Kısacık çay molasında işçi arkadaşlarımızla dinlenirken bir sohbet başladı. Aramızda Koç’un bir fabrikasında yıllardır çalışan bir misafirimiz de vardı. Ahmet ağabey sık sık bizim çalıştığımız fabrikaya iş için gelir, gelirken de sağ olsun, eli boş olmaz. Hoş geldin, selam sabah, çoluk çocuk nasıl derken sohbet rızkımızı kimin verdiğine geldi.
Ahmet ağabey: Rızkı veren Allah, Koç yalnızca vesile oluyor buna.
Gülay: Rızkı veren Allah da çalan kim Ahmet ağabey?
Gülay bu soruyu sormuştu çünkü Ahmet ağabeyin her zaman ücretinin çok düşük olmasından şikâyet ettiğini biliyordu. Mesai yapmasına rağmen geçinemiyor, borçlarını ödeyemiyordu. Ahmet ağabey biraz duraksadı. Ne diyeceğini bilemedi ve bir diziden küçük bir kesit aktardı. Dizide hoca rolündeki kişi ziyaretine gelen arkadaşına şöyle diyormuş: “Biz bu dünyada bir sınavdayız. Başımıza gelene boyun eğmeli, şükretmeliyiz. Bizim görevimiz sınavımızı layıkıyla geçmektir.” Sonra Ahmet ağabey ekledi: “Rabbim bana bunu layık görmüş. Hayır da şer de Allahtan demeyi bilmeliyiz.”
Aramızda iş kazası geçirmiş olan Salih, parmakları kesilmiş ellerini göstererek “Allah’tan gelene lafımız yok. Ama şer patrondan geliyorsa buna kader denir mi?” diye sordu.
Ahmet ağabey: Allah aşkına, bir işçinin iş kazası geçirip sakatlanmasında ya da canını kaybetmesinde bir patronun ne gibi bir çıkarı olabilir? Neden bilerek isteyerek buna neden olsun?
Bir süre sessizlik oldu. Ben devam ettim: “Elbette patronlar işçilerin iş kazası geçirmesini istemezler. Bundan bir çıkarları yoktur. Ama o halde neden iş kazası olmasın diye önlem almazlar?
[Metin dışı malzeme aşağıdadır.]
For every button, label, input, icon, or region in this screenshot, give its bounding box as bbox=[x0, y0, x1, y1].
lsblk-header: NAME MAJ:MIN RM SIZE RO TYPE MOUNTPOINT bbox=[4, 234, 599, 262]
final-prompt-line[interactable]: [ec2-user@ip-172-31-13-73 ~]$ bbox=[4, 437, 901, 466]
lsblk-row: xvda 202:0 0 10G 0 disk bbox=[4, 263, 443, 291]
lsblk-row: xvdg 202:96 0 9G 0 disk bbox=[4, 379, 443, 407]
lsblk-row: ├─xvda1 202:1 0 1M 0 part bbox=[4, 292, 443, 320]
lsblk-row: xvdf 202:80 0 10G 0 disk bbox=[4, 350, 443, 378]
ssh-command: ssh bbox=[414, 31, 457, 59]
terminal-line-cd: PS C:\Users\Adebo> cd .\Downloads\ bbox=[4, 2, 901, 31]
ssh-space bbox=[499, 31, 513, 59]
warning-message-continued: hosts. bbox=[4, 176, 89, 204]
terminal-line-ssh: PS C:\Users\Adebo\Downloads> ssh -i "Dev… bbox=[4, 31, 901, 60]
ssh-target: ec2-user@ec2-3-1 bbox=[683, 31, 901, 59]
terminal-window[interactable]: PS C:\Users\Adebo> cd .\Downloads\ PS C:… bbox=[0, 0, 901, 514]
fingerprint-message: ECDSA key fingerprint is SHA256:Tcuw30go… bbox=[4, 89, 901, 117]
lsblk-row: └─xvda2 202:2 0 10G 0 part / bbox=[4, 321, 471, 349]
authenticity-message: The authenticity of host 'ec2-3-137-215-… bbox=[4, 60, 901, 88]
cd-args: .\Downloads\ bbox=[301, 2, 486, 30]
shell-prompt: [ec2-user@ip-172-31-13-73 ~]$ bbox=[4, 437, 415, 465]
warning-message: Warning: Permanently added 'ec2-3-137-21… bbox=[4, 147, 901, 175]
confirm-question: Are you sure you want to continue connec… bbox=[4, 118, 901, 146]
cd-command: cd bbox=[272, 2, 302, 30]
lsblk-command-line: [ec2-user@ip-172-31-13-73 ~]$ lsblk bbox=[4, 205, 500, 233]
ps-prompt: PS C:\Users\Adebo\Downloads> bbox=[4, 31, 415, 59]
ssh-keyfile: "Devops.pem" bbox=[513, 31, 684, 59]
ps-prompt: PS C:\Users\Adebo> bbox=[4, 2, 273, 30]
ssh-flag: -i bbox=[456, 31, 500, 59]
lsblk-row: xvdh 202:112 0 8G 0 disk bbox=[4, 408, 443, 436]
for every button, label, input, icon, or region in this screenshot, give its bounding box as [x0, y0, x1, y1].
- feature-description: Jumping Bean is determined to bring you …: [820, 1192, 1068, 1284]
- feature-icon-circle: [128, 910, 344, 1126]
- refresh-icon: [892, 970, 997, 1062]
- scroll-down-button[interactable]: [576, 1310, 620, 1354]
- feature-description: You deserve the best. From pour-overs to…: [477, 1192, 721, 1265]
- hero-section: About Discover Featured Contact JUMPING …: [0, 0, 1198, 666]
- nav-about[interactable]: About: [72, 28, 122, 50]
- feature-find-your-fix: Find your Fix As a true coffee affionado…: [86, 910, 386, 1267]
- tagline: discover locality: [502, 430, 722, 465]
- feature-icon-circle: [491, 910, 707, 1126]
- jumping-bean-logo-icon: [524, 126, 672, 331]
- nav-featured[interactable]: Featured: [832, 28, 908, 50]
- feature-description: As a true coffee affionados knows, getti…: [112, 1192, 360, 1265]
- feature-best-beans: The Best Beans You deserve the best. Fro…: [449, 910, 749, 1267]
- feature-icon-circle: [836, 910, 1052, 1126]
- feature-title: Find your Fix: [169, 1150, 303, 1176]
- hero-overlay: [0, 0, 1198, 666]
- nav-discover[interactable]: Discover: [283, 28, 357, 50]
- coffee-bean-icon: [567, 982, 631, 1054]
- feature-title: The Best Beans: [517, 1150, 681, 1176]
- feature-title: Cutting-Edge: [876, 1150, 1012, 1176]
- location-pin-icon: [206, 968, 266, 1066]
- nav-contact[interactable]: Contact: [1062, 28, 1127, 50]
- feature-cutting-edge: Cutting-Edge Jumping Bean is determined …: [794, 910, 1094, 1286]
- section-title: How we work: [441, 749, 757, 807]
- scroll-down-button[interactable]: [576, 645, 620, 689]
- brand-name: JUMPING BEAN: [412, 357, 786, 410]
Bu sorum üzerine yine bir sessizlik oldu. Devam ettim: “Çünkü o önlemler işçiyi korur, işçi için hayati önemdedir. Ama patronların gözünde yalnızca masraftır. Gülay ve Salih çok haklılar. Patronlar az ücret vererek, rızkımızı kazandığımız şu ellerimizi sakatlayarak rızkımızı çalıyorlar. Soma’da 301 madenci kardeşimizi kaybettiğimizde siz de çok üzüldünüz, değil mi? Eğer oradaki patronlar gerekli önlemleri almış olsaydı 301 değil 1 kardeşimiz bile canından olmazdı. Ama önlem almayan patronlar yüzlerce işçinin canını hiçe saydılar. Patron bakıyor, iş güvenliği önlemlerini almazsa ödeyeceği ceza o önlemlerin maliyetinden çok daha düşük, önlem almıyor. Parasına kıyıp da işçinin canını korumayı düşünmüyor. İşçi Sağlığı ve İş Güvenliği diye bir kanun var ama hiçbir caydırıcı etkisi yok. Tam tersine, patron zerrece sorumlu tutulmuyor iş kazalarından, işçi ölümlerinden. Şimdi bir daha düşünelim bakalım, işçilerin sakat kalıp ölmesinin ardında patronların bir çıkarı var mı yok mu?”
Mola biterken son kez Ahmet ağabeye takılmadan edemedim, izlediği dizilerde anlatılanlara bir de bu gözle bakmasını söyledim.
Bizi bize, kendi sorunlarımıza yabancılaştıran patronlar sınıfı, onun politikaları, yalanları ve medyasıdır. İşçilerin bu yalanları fark etmesi, yan yana gelmesi, rızkını, onu çalan patronlardan geri almak için mücadele vermesi çok önemli. İşçi sınıfı ancak o zaman “sınavını” layıkıyla verecektir. Bu açıdan bilinçli işçilere çok iş düşüyor.